GFAP immunoreactivity and transcription in trigeminal and dental tissues of rats and transgenic GFP/GFAP mice

Sensory mechanisms in teeth are not well understood and may involve pulpal–neural interactions. Tooth cells that proliferate in vitro have polyclonal immunoreactivity (IR) for glial fibrillary acidic protein (GFAP), growth‐associated protein (GAP‐43), and vimentin, plus glial‐like ion channels. Here, we analyzed GFAP‐IR patterns in dental and trigeminal tissues of rats, for comparison with green fluorescent protein (GFP) associated with GFAP transcription in transgenic mice, in order to better characterize glial‐like cells in dental tissues. Astrocytes, ganglion satellite cells, and epineurial Schwann cells were demonstrated by anti‐GFAP antibodies and GFP‐GFAP, as expected. Odontoblasts did not stain by any of these methods and cannot be the glial‐like cells.
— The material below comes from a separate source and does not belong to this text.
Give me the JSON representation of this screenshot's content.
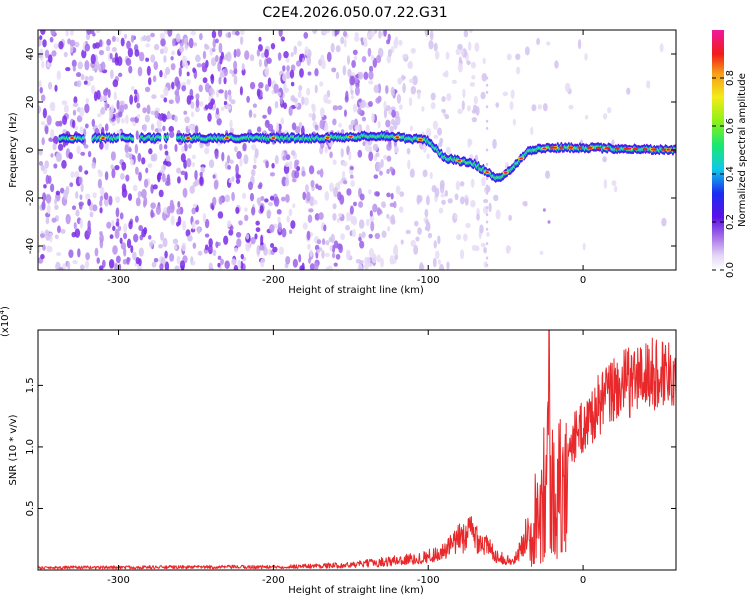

Fibroblasts and undifferentiated mesenchymal cells in pulp had polyclonal GFAP‐IR and vimentin‐IR, while nerve fibers reacted only with polyclonal antibody. Some Schwann cell subtypes in trigeminal nerve and oral mucosa were positive for GFP and for polyclonal anti‐GFAP, but not for monoclonal antibody. In pulp almost all Schwann cells were unstained, but many Schwann cells in periodontal ligament had polyclonal GFAP‐IR. These results show greater heterogeneity for Schwann cells than expected, and suggest that the glial‐like pulp cells are fibroblasts and/or undifferentiated mesenchymal cells or stem cells. We also found that polyclonal GFAP revealed intermediate filaments in preterminal sensory nerve fibers, thereby providing a useful marker for that neural subregion. GFP transcription by some Schwann cell subtypes in oral mucosae and trigeminal nerve, but not trigeminal root was a novel finding that reveals more complexity in peripheral glia than previously recognized. Microsc. Res. Tech. 65:295–307, 2004. © 2005 Wiley‐Liss, Inc.